You are lucky to exist in a time which offers such convenient access to music.  I mean that – it’s wonderful.  Even though navigating the world of ripping, iTunes and all things mpg is to me what changing the clock on a VCR was to my parents, I love having digital music at my fingertips.  In fact, the wonder of it extends beyond music.  Listening to my textbook downloaded onto an iPod, plugged into my car radio system is pretty amazing.  And don’t even get me started on the video aspect.  Instantly watching my Netflix queue over my flatscreen TV?  Wow.  Marti’s version of the future is here!

But you know what I miss?

Records.

Yeah, those big, clunky, breakable, unwieldy things we had to deal with in order to hear music.  It’s not so much about the sound – although records are like film cameras, distinctly different from digital.  What I really miss about records is the overall experience.

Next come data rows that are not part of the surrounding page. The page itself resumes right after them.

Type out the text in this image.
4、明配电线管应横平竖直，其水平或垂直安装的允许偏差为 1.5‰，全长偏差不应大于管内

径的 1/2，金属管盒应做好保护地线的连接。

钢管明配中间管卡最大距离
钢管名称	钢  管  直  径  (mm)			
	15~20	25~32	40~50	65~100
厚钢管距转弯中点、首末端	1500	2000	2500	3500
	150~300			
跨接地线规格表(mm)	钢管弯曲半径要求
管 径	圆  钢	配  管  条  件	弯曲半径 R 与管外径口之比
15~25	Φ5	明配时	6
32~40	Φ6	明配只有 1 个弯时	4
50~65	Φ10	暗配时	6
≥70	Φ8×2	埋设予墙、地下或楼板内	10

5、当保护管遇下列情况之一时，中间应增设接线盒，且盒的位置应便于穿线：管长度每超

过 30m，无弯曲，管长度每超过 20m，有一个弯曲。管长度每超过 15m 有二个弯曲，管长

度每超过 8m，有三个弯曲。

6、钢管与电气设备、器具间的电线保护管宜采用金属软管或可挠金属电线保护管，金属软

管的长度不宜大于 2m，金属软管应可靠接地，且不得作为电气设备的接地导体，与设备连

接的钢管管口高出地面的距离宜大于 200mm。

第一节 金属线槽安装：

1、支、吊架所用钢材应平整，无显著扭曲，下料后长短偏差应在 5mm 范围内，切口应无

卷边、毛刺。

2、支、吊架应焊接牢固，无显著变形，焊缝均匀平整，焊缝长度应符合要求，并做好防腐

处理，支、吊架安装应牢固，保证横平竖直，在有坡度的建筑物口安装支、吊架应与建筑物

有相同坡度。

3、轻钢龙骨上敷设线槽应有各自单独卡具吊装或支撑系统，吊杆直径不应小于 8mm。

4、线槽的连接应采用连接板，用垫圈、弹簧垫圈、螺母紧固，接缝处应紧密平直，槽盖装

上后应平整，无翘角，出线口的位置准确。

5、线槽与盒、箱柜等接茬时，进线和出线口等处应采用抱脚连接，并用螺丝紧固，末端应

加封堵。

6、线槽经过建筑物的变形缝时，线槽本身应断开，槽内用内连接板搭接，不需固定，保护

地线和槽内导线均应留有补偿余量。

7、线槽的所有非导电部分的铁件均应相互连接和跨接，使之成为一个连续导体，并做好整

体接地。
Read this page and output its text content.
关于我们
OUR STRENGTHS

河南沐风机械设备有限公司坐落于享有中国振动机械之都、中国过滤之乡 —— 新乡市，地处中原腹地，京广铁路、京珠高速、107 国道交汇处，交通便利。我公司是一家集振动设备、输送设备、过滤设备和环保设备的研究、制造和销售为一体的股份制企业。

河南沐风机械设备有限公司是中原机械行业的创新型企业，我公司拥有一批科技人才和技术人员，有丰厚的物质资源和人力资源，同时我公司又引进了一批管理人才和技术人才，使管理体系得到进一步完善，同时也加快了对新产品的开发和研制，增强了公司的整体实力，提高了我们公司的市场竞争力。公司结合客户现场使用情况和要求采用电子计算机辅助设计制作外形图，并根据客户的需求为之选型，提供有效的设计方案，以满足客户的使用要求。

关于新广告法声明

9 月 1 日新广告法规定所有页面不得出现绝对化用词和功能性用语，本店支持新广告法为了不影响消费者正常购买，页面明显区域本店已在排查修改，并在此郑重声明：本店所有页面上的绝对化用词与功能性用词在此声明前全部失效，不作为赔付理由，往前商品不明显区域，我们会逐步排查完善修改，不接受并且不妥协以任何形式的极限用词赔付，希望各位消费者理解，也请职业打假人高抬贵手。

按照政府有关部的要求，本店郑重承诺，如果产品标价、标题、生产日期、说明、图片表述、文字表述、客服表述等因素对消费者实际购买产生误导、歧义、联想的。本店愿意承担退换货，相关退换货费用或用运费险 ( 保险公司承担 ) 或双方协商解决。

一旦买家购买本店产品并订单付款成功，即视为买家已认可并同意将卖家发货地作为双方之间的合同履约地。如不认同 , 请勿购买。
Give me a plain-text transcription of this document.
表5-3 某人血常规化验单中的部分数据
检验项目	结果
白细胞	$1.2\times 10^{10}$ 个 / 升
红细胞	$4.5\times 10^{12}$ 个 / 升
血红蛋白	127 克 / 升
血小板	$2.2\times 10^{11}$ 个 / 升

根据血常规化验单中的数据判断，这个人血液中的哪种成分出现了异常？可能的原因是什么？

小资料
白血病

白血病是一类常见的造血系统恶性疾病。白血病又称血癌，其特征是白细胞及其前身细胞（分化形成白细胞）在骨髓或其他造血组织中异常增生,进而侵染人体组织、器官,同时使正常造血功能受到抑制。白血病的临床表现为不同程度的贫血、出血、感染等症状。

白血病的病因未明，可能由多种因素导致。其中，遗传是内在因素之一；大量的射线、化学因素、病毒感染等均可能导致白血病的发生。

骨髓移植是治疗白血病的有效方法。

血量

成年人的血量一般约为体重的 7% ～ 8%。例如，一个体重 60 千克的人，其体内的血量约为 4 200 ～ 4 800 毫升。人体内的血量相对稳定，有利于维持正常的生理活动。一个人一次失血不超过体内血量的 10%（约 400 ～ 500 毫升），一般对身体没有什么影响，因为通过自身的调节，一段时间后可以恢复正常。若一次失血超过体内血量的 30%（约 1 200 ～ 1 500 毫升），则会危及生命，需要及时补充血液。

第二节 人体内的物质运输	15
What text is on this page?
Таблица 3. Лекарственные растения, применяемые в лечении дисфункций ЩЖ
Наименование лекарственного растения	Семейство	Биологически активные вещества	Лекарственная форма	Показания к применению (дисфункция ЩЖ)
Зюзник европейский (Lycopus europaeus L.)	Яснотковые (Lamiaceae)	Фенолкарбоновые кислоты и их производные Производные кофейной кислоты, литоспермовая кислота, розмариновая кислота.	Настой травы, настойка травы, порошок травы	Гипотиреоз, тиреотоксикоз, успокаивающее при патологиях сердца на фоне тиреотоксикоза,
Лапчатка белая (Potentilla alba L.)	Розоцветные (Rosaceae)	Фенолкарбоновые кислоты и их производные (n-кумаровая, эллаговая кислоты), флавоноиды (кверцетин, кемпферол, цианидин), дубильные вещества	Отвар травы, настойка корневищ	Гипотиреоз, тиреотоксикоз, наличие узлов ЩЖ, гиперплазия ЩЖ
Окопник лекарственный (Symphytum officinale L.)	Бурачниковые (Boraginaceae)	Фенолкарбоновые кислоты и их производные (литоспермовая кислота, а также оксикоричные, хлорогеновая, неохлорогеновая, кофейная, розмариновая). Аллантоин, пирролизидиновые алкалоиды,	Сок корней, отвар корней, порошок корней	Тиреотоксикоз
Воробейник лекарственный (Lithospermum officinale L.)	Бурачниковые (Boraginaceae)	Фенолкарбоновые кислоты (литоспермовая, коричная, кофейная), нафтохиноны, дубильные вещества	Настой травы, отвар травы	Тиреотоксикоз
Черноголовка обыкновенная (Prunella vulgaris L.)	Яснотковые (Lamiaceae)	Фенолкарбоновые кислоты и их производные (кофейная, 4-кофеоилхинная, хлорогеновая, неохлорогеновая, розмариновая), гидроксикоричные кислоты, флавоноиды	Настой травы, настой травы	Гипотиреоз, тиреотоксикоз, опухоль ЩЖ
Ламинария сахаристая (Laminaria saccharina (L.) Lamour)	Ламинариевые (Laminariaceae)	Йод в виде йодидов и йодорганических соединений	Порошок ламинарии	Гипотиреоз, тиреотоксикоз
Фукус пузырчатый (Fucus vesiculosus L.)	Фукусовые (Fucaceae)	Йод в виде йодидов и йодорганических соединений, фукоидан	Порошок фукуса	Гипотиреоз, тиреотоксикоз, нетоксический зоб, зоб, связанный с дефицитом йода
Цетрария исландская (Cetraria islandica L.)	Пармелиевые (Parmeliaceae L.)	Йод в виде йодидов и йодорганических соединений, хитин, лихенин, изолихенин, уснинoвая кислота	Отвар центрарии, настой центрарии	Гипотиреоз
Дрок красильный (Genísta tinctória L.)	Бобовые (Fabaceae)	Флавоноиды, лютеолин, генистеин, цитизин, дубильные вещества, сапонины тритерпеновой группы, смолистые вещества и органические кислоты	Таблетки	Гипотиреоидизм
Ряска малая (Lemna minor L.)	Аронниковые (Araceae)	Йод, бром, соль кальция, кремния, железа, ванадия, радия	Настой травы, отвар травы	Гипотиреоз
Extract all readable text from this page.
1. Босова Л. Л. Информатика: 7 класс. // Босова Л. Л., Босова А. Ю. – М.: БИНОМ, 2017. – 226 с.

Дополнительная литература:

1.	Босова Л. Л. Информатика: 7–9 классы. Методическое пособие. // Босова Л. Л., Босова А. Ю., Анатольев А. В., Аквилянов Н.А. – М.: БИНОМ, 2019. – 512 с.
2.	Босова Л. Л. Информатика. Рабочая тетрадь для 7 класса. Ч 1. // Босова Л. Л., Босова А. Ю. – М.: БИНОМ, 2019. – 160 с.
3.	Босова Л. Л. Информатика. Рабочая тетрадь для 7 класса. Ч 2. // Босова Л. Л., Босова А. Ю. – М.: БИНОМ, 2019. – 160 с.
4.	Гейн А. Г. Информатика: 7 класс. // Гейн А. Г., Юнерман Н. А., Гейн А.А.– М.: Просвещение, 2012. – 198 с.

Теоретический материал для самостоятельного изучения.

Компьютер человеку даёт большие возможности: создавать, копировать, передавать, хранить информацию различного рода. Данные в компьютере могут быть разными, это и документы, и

Sitting on the living room floor, shuffling through albums.  Reading the liner notes.  Opening the double LPs and following along with the lyrics.  Spontaneously inspired mixes.  Rediscovering  dusty jacketed tunes that we hadn’t listened to in way too long.  All resulting in a wonderful little impromptu concert – with friends or not – getting  joyfully lost in a little magic carpet ride to another world.

Wait.  That last phrase?  Perhaps I went too far.  Perhaps that dealt with what altered state I may have been in while listening.  Never mind.

It’s still possible to do all these things, I know.  All I have to do is Google “A Day in the Life lyrics” and there they are.  I can go to YouTube and find pretty much any song imaginable.  In fact, doing exactly that is what inspired this post.  I have to smile when I see a friend posting a string of songs to Facebook because I know.  I know.

The pinnacle of my record collecting days was in the mid 80’s and  I probably had about 300 – 400 LPs.  They were alphabetized, and the Beatles and Eric Claption were tied for the largest section.   Of course that many records pretty much took up all the floor or shelf space in a large room, so chalk one up for the digital world.  After carting Eric and Joni and Jackson and Miles and Ella and everyone else from Napa and  Los Angeles to Kona and Hana, I finally gave away my record collection.  It was like giving away a beloved pet because the landlord said no.  Ed – a fellow vinyl worshipper – promised to love them, keep them safe and play them often.  And it was done.

That was nearly twenty years ago and as I said – I do love new gadgets and digital technology.  But sometimes I miss the interactive-ness of playing with records.  And I can’t even imagine what flat, smooth surface  “kids these days” use for rolling a joint.  But I digress…

Point is – I am very happy to have experienced that little vestigial piece of life.